福原:私は入る前は「戻れるかな?」と思ったりしたんですけど、山下さんのおっしゃる通り、皆さんほぼ変わらず1からずっと一緒にできているので、現場にいたらすぐ月下になれました(笑)。
山下:すごい仲良いもんね、スタッフの皆さんと。
福原:はい!
――福原さんのその姿は、山下さんからご覧になっても「なんかいいなあ」という感じですか?
山下:だから、オフィスが修学旅行先みたいな(笑)。めっちゃ盛り上がっているんですよ。
福原:皆さんで仲良しですよね!
山下:仲いいね。

――シーズン1、2、スペシャル、映画と撮影をともにしていて、お二人の関係性は変化しましたか?

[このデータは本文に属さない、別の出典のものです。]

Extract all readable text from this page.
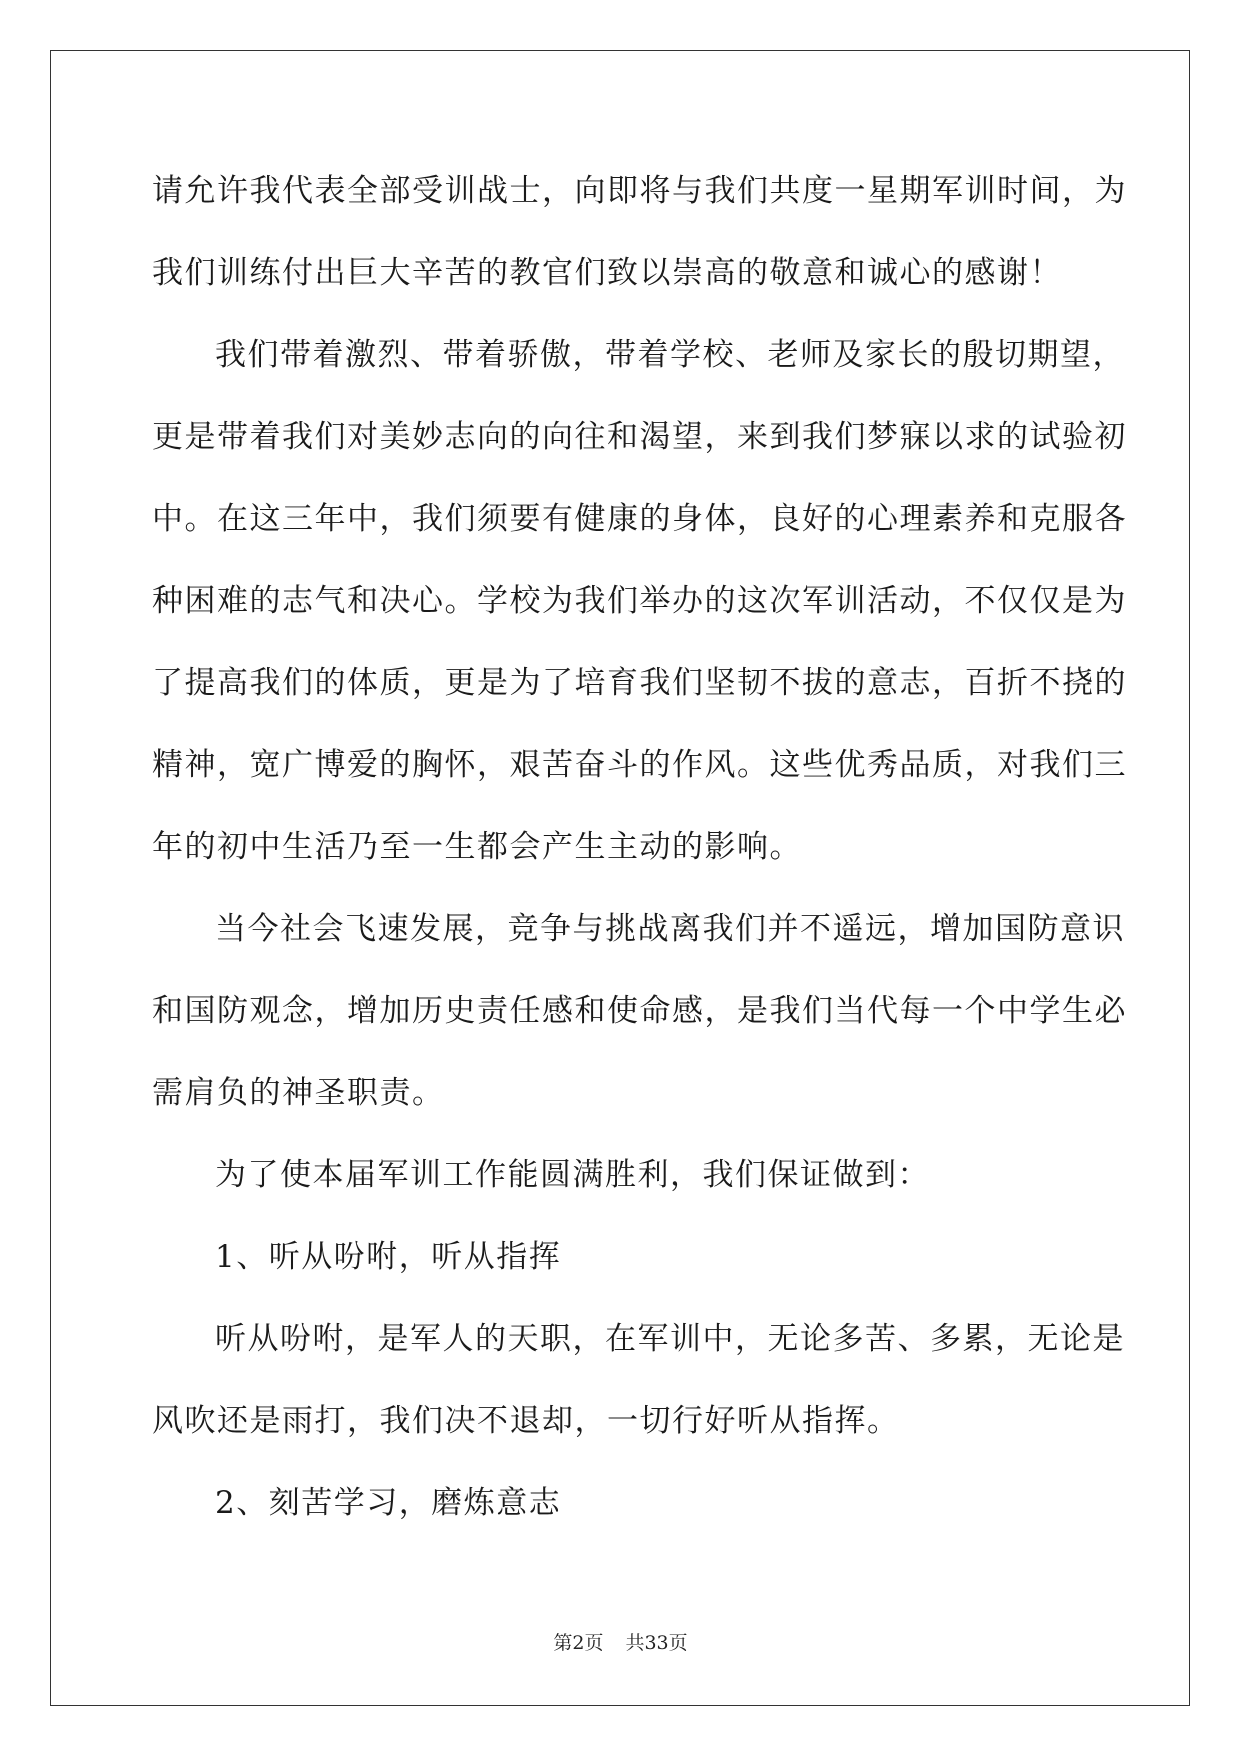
请允许我代表全部受训战士，向即将与我们共度一星期军训时间，为
我们训练付出巨大辛苦的教官们致以崇高的敬意和诚心的感谢！
我们带着激烈、带着骄傲，带着学校、老师及家长的殷切期望，
更是带着我们对美妙志向的向往和渴望，来到我们梦寐以求的试验初
中。在这三年中，我们须要有健康的身体，良好的心理素养和克服各
种困难的志气和决心。学校为我们举办的这次军训活动，不仅仅是为
了提高我们的体质，更是为了培育我们坚韧不拔的意志，百折不挠的
精神，宽广博爱的胸怀，艰苦奋斗的作风。这些优秀品质，对我们三
年的初中生活乃至一生都会产生主动的影响。
当今社会飞速发展，竞争与挑战离我们并不遥远，增加国防意识
和国防观念，增加历史责任感和使命感，是我们当代每一个中学生必
需肩负的神圣职责。
为了使本届军训工作能圆满胜利，我们保证做到：
1、听从吩咐，听从指挥
听从吩咐，是军人的天职，在军训中，无论多苦、多累，无论是
风吹还是雨打，我们决不退却，一切行好听从指挥。
2、刻苦学习，磨炼意志
第2页 共33页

山下:ファーストシーズンでは、月下は新入社員として永瀬のいる登坂不動産に入ってきたので、あえての凸凹感を当時はうまく表現できたと思います。そこから月下はどんどん成長していって、一人で案件をまとめられるようになって。その間、実際に福原さんもいろいろな経験をされて、すごく成長されているんですよね。そこがマッチしていたなあと思います。
なんか…(視聴者に)喜んでもらえる作品って、いろいろなことがリンクしますよね。僕もそうですけど、役と本人がある意味シンクロするところがどこかあったりしますし。だからいい感じにお互いに変化して、成長していったのかな、と。そのバランスが良かったのかなと思うんです。一方だけが成長して、一方が成長しないとズレてきちゃうと思うので。いい感じに、ともに成長できた4年間だと思います。

――山下さんにとって、非常に頼もしいお相手ということですよね。その集大成の映画という。
山下:いやいや、本当に。素晴らしい成長率です。
福原:そんな、ありがとうございます。私としては、山下さんは変わらずずっと安心をいつもくださる方です。私は1のときから、ひたすら甘えてしまっているんですけど。全部を面白くしてくださるし、受け止めてくださるので、私もすごく自由にお芝居をさせていただけました。本当に感謝しています。私から見ても、永瀬さんと月下の掛け合いや二人の絆が、すごい素敵だなと思うんです。どんどん重ねるごとにより深くなっている気がして、うれしかったです。